The first-hand observations of Columbus, of his son, of Bernal Diaz, and of Bartolome de las Casas, make clear that the Indians were violent warlike, cannibalistic, imperialistic, and slavers, who practiced human sacrifice and had little regard for others. It did not require White Europeans to introduce them to sin and evil. No serious student of human nature and history ever believed so, so we are told to believe such lies and myths in our history classes. Nor were the Indians uniquely “in tune” with Nature. The Mayans, e.g., failed because they overbuilt beyond their water capacity, and engaged in constant warfare, including over resources. Indians in Mexico and Central America, in Peru, and in North America likewise were warlike, had slaves, and some were cannibalistic. They regularly practiced warfare as a way of life, including scalping, torture, rape, and the murder of men, women, and children (as noted in The Declaration of Independence). This was not caused by Europeans. The Comanche and Apache long practiced these skills on other Indians, before transferring them to Mexicans and Americans. Any serious student of American Indians becomes aware of their constant warfare.

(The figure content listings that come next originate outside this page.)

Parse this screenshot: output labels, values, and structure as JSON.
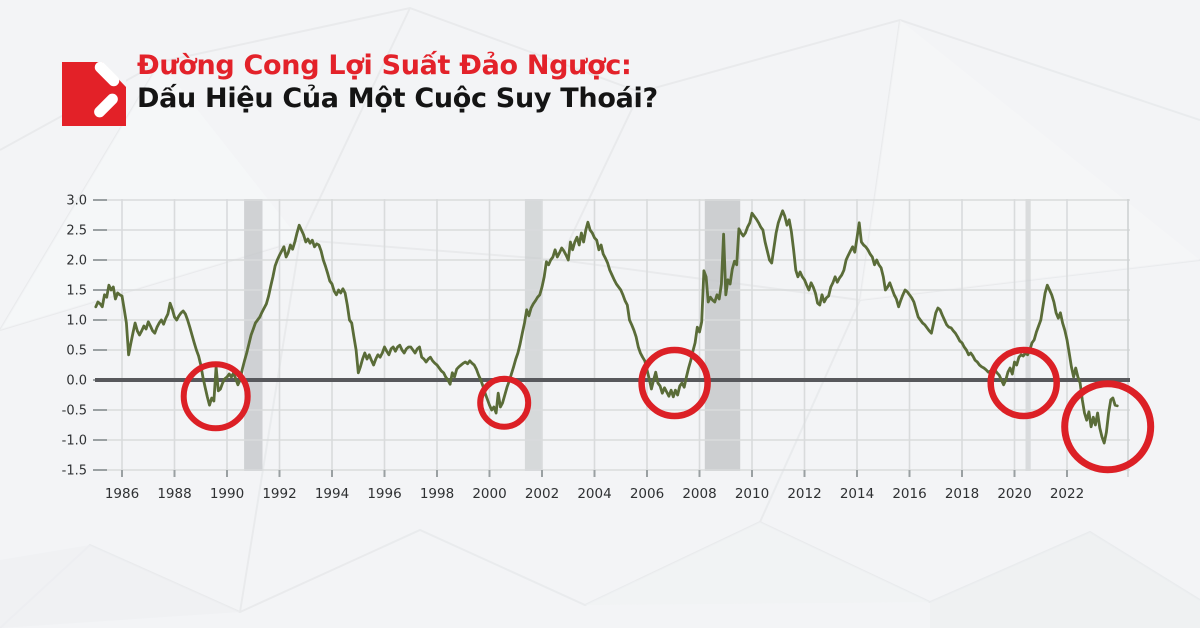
{
  "header": {
    "logo_color": "#e32128",
    "title_line1": "Đường Cong Lợi Suất Đảo Ngược:",
    "title_line1_color": "#e3222a",
    "title_line2": "Dấu Hiệu Của Một Cuộc Suy Thoái?",
    "title_line2_color": "#141414"
  },
  "chart_data": {
    "type": "line",
    "xlabel": "",
    "ylabel": "",
    "grid": true,
    "legend": false,
    "zero_line": true,
    "zero_line_color": "#57585c",
    "x_axis": {
      "range": [
        1985,
        2024.3
      ],
      "ticks": [
        1986,
        1988,
        1990,
        1992,
        1994,
        1996,
        1998,
        2000,
        2002,
        2004,
        2006,
        2008,
        2010,
        2012,
        2014,
        2016,
        2018,
        2020,
        2022
      ]
    },
    "y_axis": {
      "range": [
        -1.5,
        3.0
      ],
      "ticks": [
        3.0,
        2.5,
        2.0,
        1.5,
        1.0,
        0.5,
        0.0,
        -0.5,
        -1.0,
        -1.5
      ],
      "tick_labels": [
        "3.0",
        "2.5",
        "2.0",
        "1.5",
        "1.0",
        "0.5",
        "0.0",
        "-0.5",
        "-1.0",
        "-1.5"
      ]
    },
    "series": [
      {
        "color": "#5a6c38",
        "start_year": 1985,
        "points_per_year": 12,
        "values": [
          1.22,
          1.3,
          1.27,
          1.22,
          1.42,
          1.38,
          1.58,
          1.5,
          1.55,
          1.35,
          1.45,
          1.42,
          1.4,
          1.18,
          0.95,
          0.42,
          0.6,
          0.78,
          0.95,
          0.82,
          0.75,
          0.82,
          0.9,
          0.85,
          0.97,
          0.9,
          0.82,
          0.78,
          0.88,
          0.95,
          1.0,
          0.93,
          1.03,
          1.1,
          1.28,
          1.18,
          1.05,
          1.0,
          1.07,
          1.12,
          1.15,
          1.1,
          1.0,
          0.88,
          0.75,
          0.62,
          0.5,
          0.4,
          0.25,
          0.05,
          -0.12,
          -0.28,
          -0.42,
          -0.3,
          -0.35,
          0.22,
          -0.18,
          -0.15,
          -0.05,
          0.02,
          0.05,
          0.1,
          0.05,
          0.12,
          0.02,
          -0.08,
          0.0,
          0.18,
          0.32,
          0.45,
          0.6,
          0.75,
          0.85,
          0.95,
          1.0,
          1.05,
          1.13,
          1.2,
          1.27,
          1.4,
          1.57,
          1.72,
          1.9,
          2.0,
          2.08,
          2.15,
          2.22,
          2.05,
          2.12,
          2.25,
          2.18,
          2.3,
          2.45,
          2.58,
          2.5,
          2.42,
          2.3,
          2.35,
          2.28,
          2.33,
          2.22,
          2.27,
          2.25,
          2.15,
          2.0,
          1.9,
          1.78,
          1.65,
          1.6,
          1.48,
          1.42,
          1.5,
          1.45,
          1.52,
          1.45,
          1.25,
          1.0,
          0.95,
          0.72,
          0.5,
          0.12,
          0.22,
          0.35,
          0.45,
          0.35,
          0.42,
          0.33,
          0.25,
          0.35,
          0.42,
          0.38,
          0.45,
          0.55,
          0.48,
          0.42,
          0.52,
          0.55,
          0.48,
          0.55,
          0.58,
          0.5,
          0.45,
          0.52,
          0.55,
          0.55,
          0.5,
          0.45,
          0.52,
          0.55,
          0.38,
          0.35,
          0.3,
          0.35,
          0.38,
          0.32,
          0.28,
          0.25,
          0.2,
          0.15,
          0.12,
          0.05,
          0.0,
          -0.07,
          0.12,
          0.05,
          0.18,
          0.22,
          0.25,
          0.28,
          0.3,
          0.27,
          0.32,
          0.28,
          0.25,
          0.18,
          0.08,
          0.0,
          -0.1,
          -0.22,
          -0.32,
          -0.42,
          -0.5,
          -0.45,
          -0.55,
          -0.22,
          -0.45,
          -0.38,
          -0.25,
          -0.12,
          -0.02,
          0.1,
          0.22,
          0.35,
          0.45,
          0.6,
          0.78,
          0.95,
          1.17,
          1.07,
          1.2,
          1.27,
          1.32,
          1.38,
          1.42,
          1.55,
          1.72,
          1.97,
          1.92,
          2.0,
          2.05,
          2.17,
          2.05,
          2.12,
          2.2,
          2.15,
          2.08,
          2.0,
          2.3,
          2.17,
          2.3,
          2.38,
          2.25,
          2.45,
          2.3,
          2.5,
          2.63,
          2.5,
          2.45,
          2.37,
          2.33,
          2.17,
          2.25,
          2.1,
          2.03,
          1.95,
          1.83,
          1.75,
          1.67,
          1.6,
          1.55,
          1.5,
          1.42,
          1.32,
          1.25,
          1.0,
          0.92,
          0.83,
          0.72,
          0.55,
          0.45,
          0.38,
          0.32,
          0.17,
          0.02,
          -0.15,
          0.0,
          0.13,
          -0.05,
          -0.1,
          -0.22,
          -0.13,
          -0.2,
          -0.27,
          -0.17,
          -0.28,
          -0.17,
          -0.25,
          -0.1,
          -0.05,
          -0.12,
          0.05,
          0.2,
          0.33,
          0.48,
          0.62,
          0.88,
          0.8,
          0.97,
          1.82,
          1.72,
          1.3,
          1.38,
          1.33,
          1.3,
          1.42,
          1.35,
          1.6,
          2.43,
          1.42,
          1.67,
          1.6,
          1.85,
          1.98,
          1.92,
          2.52,
          2.45,
          2.4,
          2.45,
          2.55,
          2.62,
          2.78,
          2.73,
          2.68,
          2.62,
          2.55,
          2.5,
          2.3,
          2.15,
          2.0,
          1.95,
          2.2,
          2.45,
          2.62,
          2.72,
          2.82,
          2.73,
          2.58,
          2.67,
          2.47,
          2.17,
          1.83,
          1.72,
          1.8,
          1.72,
          1.67,
          1.58,
          1.5,
          1.62,
          1.55,
          1.45,
          1.28,
          1.25,
          1.42,
          1.3,
          1.37,
          1.4,
          1.55,
          1.62,
          1.72,
          1.63,
          1.7,
          1.75,
          1.83,
          2.0,
          2.08,
          2.15,
          2.22,
          2.13,
          2.37,
          2.62,
          2.3,
          2.25,
          2.22,
          2.17,
          2.1,
          2.05,
          1.92,
          2.0,
          1.92,
          1.87,
          1.72,
          1.5,
          1.55,
          1.62,
          1.52,
          1.42,
          1.35,
          1.22,
          1.33,
          1.42,
          1.5,
          1.47,
          1.42,
          1.37,
          1.3,
          1.17,
          1.05,
          1.0,
          0.95,
          0.92,
          0.87,
          0.82,
          0.78,
          0.95,
          1.12,
          1.2,
          1.17,
          1.08,
          1.0,
          0.92,
          0.88,
          0.87,
          0.82,
          0.78,
          0.72,
          0.65,
          0.62,
          0.55,
          0.5,
          0.42,
          0.45,
          0.4,
          0.33,
          0.3,
          0.25,
          0.22,
          0.2,
          0.17,
          0.13,
          0.15,
          0.12,
          0.17,
          0.12,
          0.08,
          0.0,
          -0.08,
          0.0,
          0.13,
          0.2,
          0.1,
          0.3,
          0.25,
          0.38,
          0.42,
          0.4,
          0.45,
          0.42,
          0.5,
          0.62,
          0.67,
          0.8,
          0.9,
          1.0,
          1.22,
          1.45,
          1.58,
          1.5,
          1.42,
          1.3,
          1.12,
          1.03,
          1.12,
          0.95,
          0.83,
          0.67,
          0.45,
          0.22,
          0.05,
          0.2,
          0.05,
          -0.05,
          -0.33,
          -0.55,
          -0.67,
          -0.53,
          -0.78,
          -0.62,
          -0.75,
          -0.55,
          -0.8,
          -0.95,
          -1.05,
          -0.87,
          -0.55,
          -0.33,
          -0.3,
          -0.42,
          -0.43
        ]
      }
    ],
    "recession_bands": {
      "color": "#c3c6c8",
      "bands": [
        {
          "start": 1990.65,
          "end": 1991.35,
          "opacity": 0.75
        },
        {
          "start": 2001.35,
          "end": 2002.0,
          "opacity": 0.6
        },
        {
          "start": 2008.2,
          "end": 2009.55,
          "opacity": 0.8
        },
        {
          "start": 2020.42,
          "end": 2020.62,
          "opacity": 0.55
        }
      ]
    },
    "inversion_circles": {
      "color": "#dc2026",
      "circles": [
        {
          "x": 1989.57,
          "y": -0.27,
          "r": 32,
          "stroke": 6
        },
        {
          "x": 2000.56,
          "y": -0.38,
          "r": 24,
          "stroke": 6
        },
        {
          "x": 2007.05,
          "y": -0.05,
          "r": 33,
          "stroke": 6.5
        },
        {
          "x": 2020.35,
          "y": -0.05,
          "r": 33,
          "stroke": 6.5
        },
        {
          "x": 2023.55,
          "y": -0.78,
          "r": 43,
          "stroke": 7
        }
      ]
    }
  }
}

Once the Europeans arrived, the Indians sought alliances with the Europeans against each other, too often (from their point of view) choosing the losing side: the French, the British, the Confederates, and suffering the fate of losers in history.
Other original sources:
The Journals of Columbus.
The Biography of Columbus (by his son).
The Destruction of the Indies, by Bartolome de las Casas.